Outdoor training is a very effective way of challenging yourself. By choosing outdoor training the enjoyment of a session can be greatly improved & so will your results. In essence, your body's own weight will burn your bodies own fat percentage more effectively.


Top 10 Outdoor Training Tips

  1. First & Foremost, have consideration for your well being, select a suitable training area free from potential hazards i.e broken glass to ensure a smooth training plan. Now you have decided to train outdoors its paramount you keep yourself safe to continue your new exercise lifestyle.
  3. Suitable Clothing; there is no such thing as bad weather just inappropriate clothing! Extreme cold can constrict blood vessels and impede blood flow so muscles must be kept warm. When the surface area of the skin warms up, blood vessels open, which increases blood and oxygen flow to the muscles so they can function. By wearing appropriate clothing and modifying exercises, you can offset the effects of the cold and keep workouts safe and enjoyable.
  5. Suitable Footwear; a good cushioned training shoe will act as a suitable shock absorber for the the foot, ankle, knee, hips & spine. Do not attempt to do high impact / long intensity activity wearing flat soled footwear as this will offer limited protection to joints.
  7. Warming Up; this is essential and a longer warm up time maybe required in colder weather. Allow 5-10 minutes to gradually warm up with a brisk walk. Surrounding the joints is something called synovial fluid, when this fluid is cold it acts like a tar, when its warm it acts like an oil and helps lubricate the joint for easier range of movement.
  9. Pre-Work out Stretches; stretch each muscle gently & hold each stretch for 8-10 seconds, do not over stretch & avoid a bouncing motion.
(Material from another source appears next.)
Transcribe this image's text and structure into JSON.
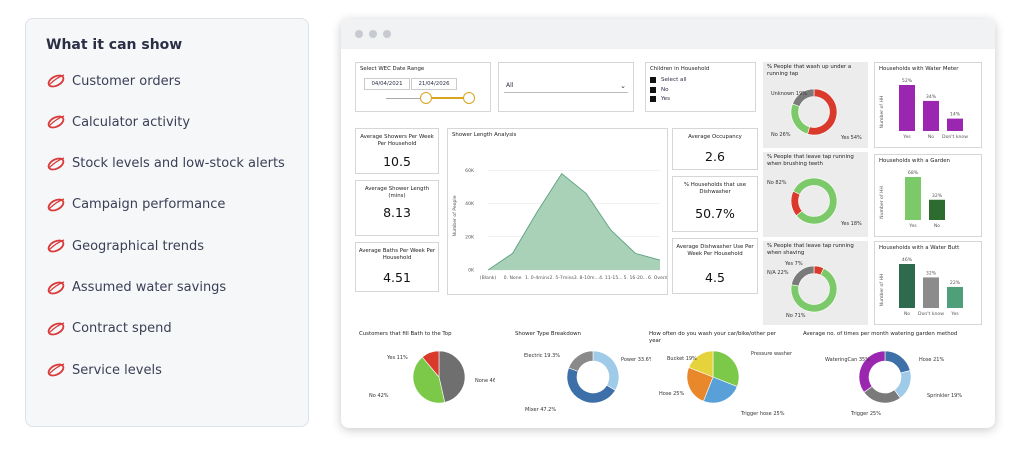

Take each stretch to a position of mild discomfort, avoid holding the breath & keep a regular deep breathing pattern throughout the stretch. Alternatively, try Dynamic Flexibility routines which help prepare the soft muscle tissue ready for exercise.
  11. Re Warm; spend the next 3-4 minutes gradually increasing your heart rate before entering into an intense workout. Gradually increase your heart rate as your beats per minute will have reduced whilst performing your stretching/flexibility routine.
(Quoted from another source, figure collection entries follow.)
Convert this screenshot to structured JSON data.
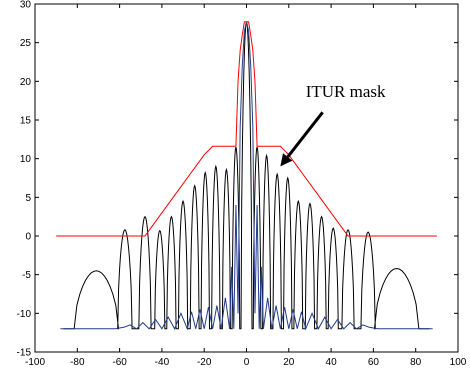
{
  "chart_data": {
    "type": "line",
    "title": "",
    "xlabel": "",
    "ylabel": "",
    "xlim": [
      -100,
      100
    ],
    "ylim": [
      -15,
      30
    ],
    "grid": false,
    "xticks": [
      -100,
      -80,
      -60,
      -40,
      -20,
      0,
      20,
      40,
      60,
      80,
      100
    ],
    "yticks": [
      -15,
      -10,
      -5,
      0,
      5,
      10,
      15,
      20,
      25,
      30
    ],
    "annotation": {
      "text": "ITUR mask",
      "arrow_to": [
        16,
        9
      ]
    },
    "series": [
      {
        "color": "#000000",
        "lobes": [
          {
            "center": -71,
            "peak": -4.5,
            "halfwidth": 10.5
          },
          {
            "center": -57.5,
            "peak": 0.8,
            "halfwidth": 3.4
          },
          {
            "center": -48,
            "peak": 2.5,
            "halfwidth": 2.9
          },
          {
            "center": -41,
            "peak": 0.7,
            "halfwidth": 2.4
          },
          {
            "center": -35.5,
            "peak": 2.5,
            "halfwidth": 2.2
          },
          {
            "center": -30,
            "peak": 4.5,
            "halfwidth": 2.2
          },
          {
            "center": -24.5,
            "peak": 6.5,
            "halfwidth": 2.1
          },
          {
            "center": -19.5,
            "peak": 8.2,
            "halfwidth": 2.0
          },
          {
            "center": -14.5,
            "peak": 9.0,
            "halfwidth": 2.0
          },
          {
            "center": -9.5,
            "peak": 8.6,
            "halfwidth": 1.9
          },
          {
            "center": -5,
            "peak": 11.5,
            "halfwidth": 1.8
          },
          {
            "center": 0,
            "peak": 27.7,
            "halfwidth": 2.6
          },
          {
            "center": 5,
            "peak": 11.5,
            "halfwidth": 1.8
          },
          {
            "center": 9.5,
            "peak": 10.4,
            "halfwidth": 1.9
          },
          {
            "center": 14.5,
            "peak": 8.0,
            "halfwidth": 2.0
          },
          {
            "center": 19.5,
            "peak": 7.5,
            "halfwidth": 2.0
          },
          {
            "center": 24.5,
            "peak": 4.5,
            "halfwidth": 2.1
          },
          {
            "center": 30,
            "peak": 4.2,
            "halfwidth": 2.2
          },
          {
            "center": 35.5,
            "peak": 2.5,
            "halfwidth": 2.2
          },
          {
            "center": 41,
            "peak": 1.0,
            "halfwidth": 2.4
          },
          {
            "center": 48,
            "peak": 0.8,
            "halfwidth": 2.9
          },
          {
            "center": 57.5,
            "peak": 0.5,
            "halfwidth": 3.4
          },
          {
            "center": 71,
            "peak": -4.2,
            "halfwidth": 10.5
          }
        ],
        "floor": -12
      },
      {
        "color": "#223d8c",
        "x": [
          -88,
          -62,
          -58,
          -55,
          -52,
          -49,
          -46,
          -43,
          -40,
          -37,
          -34,
          -31,
          -28,
          -26,
          -24,
          -22,
          -20,
          -18,
          -16,
          -14,
          -12,
          -10,
          -8,
          -7,
          -6,
          -5,
          -4,
          -3,
          -2,
          -1,
          0,
          1,
          2,
          3,
          4,
          5,
          6,
          7,
          8,
          10,
          12,
          14,
          16,
          18,
          20,
          22,
          24,
          26,
          28,
          31,
          34,
          37,
          40,
          43,
          46,
          49,
          52,
          55,
          58,
          62,
          88
        ],
        "y": [
          -12,
          -12,
          -11.8,
          -11.5,
          -12,
          -11.2,
          -12,
          -10.8,
          -12,
          -10.5,
          -12,
          -10.0,
          -12,
          -9.8,
          -12,
          -9.5,
          -12,
          -9.2,
          -12,
          -9.0,
          -12,
          -8.0,
          -12,
          -4,
          -12,
          4,
          -10,
          14,
          22,
          26.5,
          27.7,
          26.5,
          22,
          14,
          -10,
          4,
          -12,
          -4,
          -12,
          -8.0,
          -12,
          -9.0,
          -12,
          -9.2,
          -12,
          -9.5,
          -12,
          -9.8,
          -12,
          -10.0,
          -12,
          -10.5,
          -12,
          -10.8,
          -12,
          -11.2,
          -12,
          -11.5,
          -11.8,
          -12,
          -12
        ]
      },
      {
        "color": "#ff0000",
        "x": [
          -90,
          -48,
          -44,
          -40,
          -36,
          -32,
          -28,
          -24,
          -20,
          -16,
          -12,
          -10,
          -5,
          -4,
          -3,
          -2,
          -1,
          1,
          2,
          3,
          4,
          5,
          10,
          12,
          16,
          20,
          24,
          28,
          32,
          36,
          40,
          44,
          48,
          90
        ],
        "y": [
          0,
          0,
          1.5,
          3.0,
          4.5,
          6.0,
          7.5,
          9.0,
          10.5,
          11.6,
          11.6,
          11.6,
          11.6,
          20,
          24,
          26,
          27.7,
          27.7,
          26,
          24,
          20,
          11.6,
          11.6,
          11.6,
          11.6,
          10.5,
          9.0,
          7.5,
          6.0,
          4.5,
          3.0,
          1.5,
          0,
          0
        ]
      }
    ]
  }
}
  13. Respect Your Training Environment; leave it as tidy as you found it, however, it is good to take advantage of everyday obstacles such as , benches, kerbs, walls, railings, steps & inclines which can provide an excellent training area for press ups, bench dips, stomach crunches, leg lunges, squat exercises, jump ups, jump squats, plyometric workouts & core stability routines.
  15. Take Full Advantage Of Picturesque Training Areas; Outdoor training consists of free air conditioning with natural breezes & weather conditions. This can often help with relaxation and help release the anxiety that everyday life often throws at you.
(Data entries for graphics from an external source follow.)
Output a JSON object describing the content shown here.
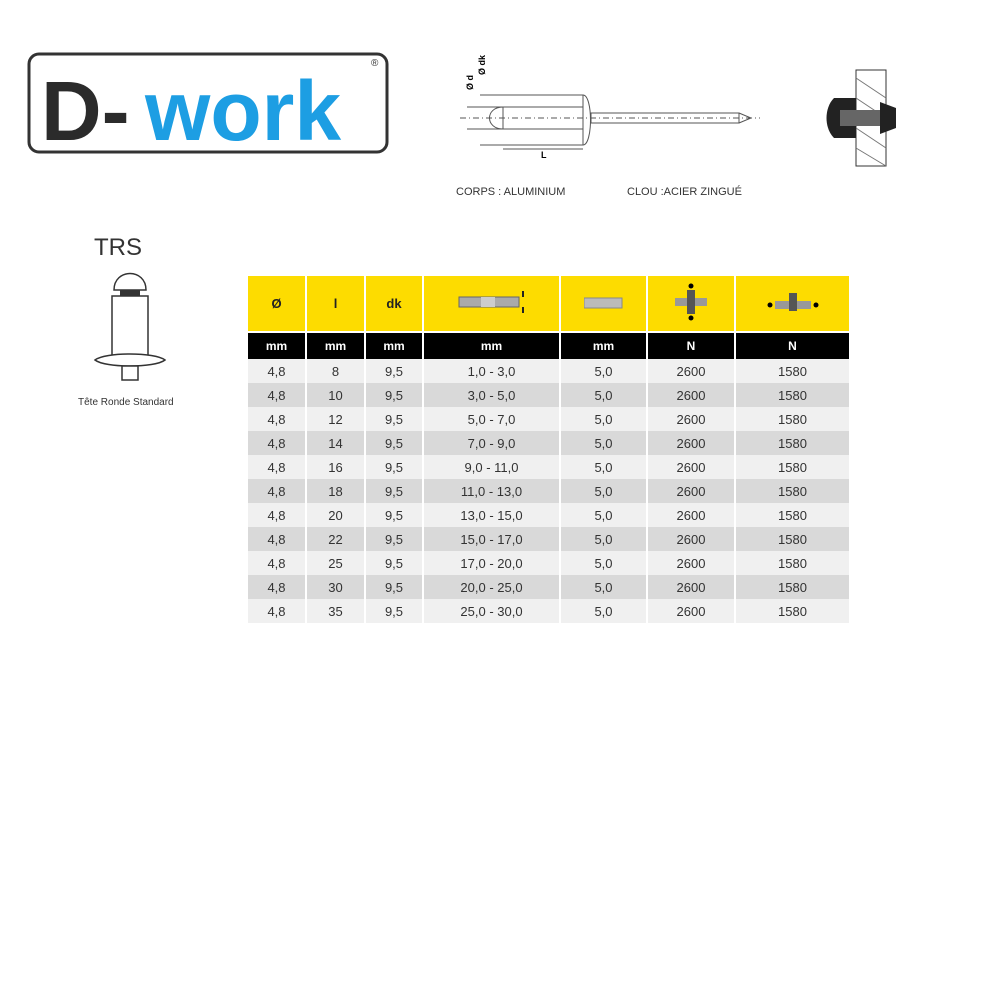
{
  "logo": {
    "text_dark": "D-",
    "text_blue": "work",
    "registered": "®",
    "brand_color": "#1d9ee3"
  },
  "diagram": {
    "label_d": "Ø d",
    "label_dk": "Ø dk",
    "label_l": "L"
  },
  "captions": {
    "body": "CORPS : ALUMINIUM",
    "mandrel": "CLOU :ACIER ZINGUÉ"
  },
  "section": {
    "title": "TRS",
    "caption": "Tête Ronde Standard"
  },
  "table": {
    "header_color": "#fddc00",
    "headers": [
      "Ø",
      "l",
      "dk",
      "grip-range-icon",
      "drill-icon",
      "shear-strength-icon",
      "tensile-strength-icon"
    ],
    "units": [
      "mm",
      "mm",
      "mm",
      "mm",
      "mm",
      "N",
      "N"
    ],
    "rows": [
      [
        "4,8",
        "8",
        "9,5",
        "1,0 - 3,0",
        "5,0",
        "2600",
        "1580"
      ],
      [
        "4,8",
        "10",
        "9,5",
        "3,0 - 5,0",
        "5,0",
        "2600",
        "1580"
      ],
      [
        "4,8",
        "12",
        "9,5",
        "5,0 - 7,0",
        "5,0",
        "2600",
        "1580"
      ],
      [
        "4,8",
        "14",
        "9,5",
        "7,0 - 9,0",
        "5,0",
        "2600",
        "1580"
      ],
      [
        "4,8",
        "16",
        "9,5",
        "9,0 - 11,0",
        "5,0",
        "2600",
        "1580"
      ],
      [
        "4,8",
        "18",
        "9,5",
        "11,0 - 13,0",
        "5,0",
        "2600",
        "1580"
      ],
      [
        "4,8",
        "20",
        "9,5",
        "13,0 - 15,0",
        "5,0",
        "2600",
        "1580"
      ],
      [
        "4,8",
        "22",
        "9,5",
        "15,0 - 17,0",
        "5,0",
        "2600",
        "1580"
      ],
      [
        "4,8",
        "25",
        "9,5",
        "17,0 - 20,0",
        "5,0",
        "2600",
        "1580"
      ],
      [
        "4,8",
        "30",
        "9,5",
        "20,0 - 25,0",
        "5,0",
        "2600",
        "1580"
      ],
      [
        "4,8",
        "35",
        "9,5",
        "25,0 - 30,0",
        "5,0",
        "2600",
        "1580"
      ]
    ]
  }
}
  17.  Back To Basics; Everything in a gym environment is based off everyday life, i.e a treadmill replaces the pavement, static gym bikes replace the traditional road bike etc, however you will burn more calories & body fat walking outside or cycling than you will walking on a treadmill or a gym bike. A traditional road bike helps target & strengthen core stability muscles for balance.. on a tread mill all your doing in effect is keeping up with the speed of the treadmill, if your outdoors you are targeting more muscles by transporting your body weight from place to place.
  19. Cool Down & Post Training Stretches; do not stop exercising suddenly and sit down, always spend 3 - 5 mins walking to gradually allow your heart beat to decrease. As you have been working out your heart will have pumped many litres of blood around your body, gravity will have sent some of the excess blood to your lower legs, to avoid the risks of blood pooling (blood clotting) gradually allow your heart beat to slow down. Walking for 3-5 mins will dispel excess blood around the body. Always stretch the major muscles after your workout, spend between 15-20 seconds to stretch each muscle, avoid a bouncing motion & concentrate on deep breathing techniques.

NB - Always ensure you have a bottle of water & a phone so if you injure yourself you can keep hydrated & call for help. 


Enjoy your outdoor workout & have fun staying healthy.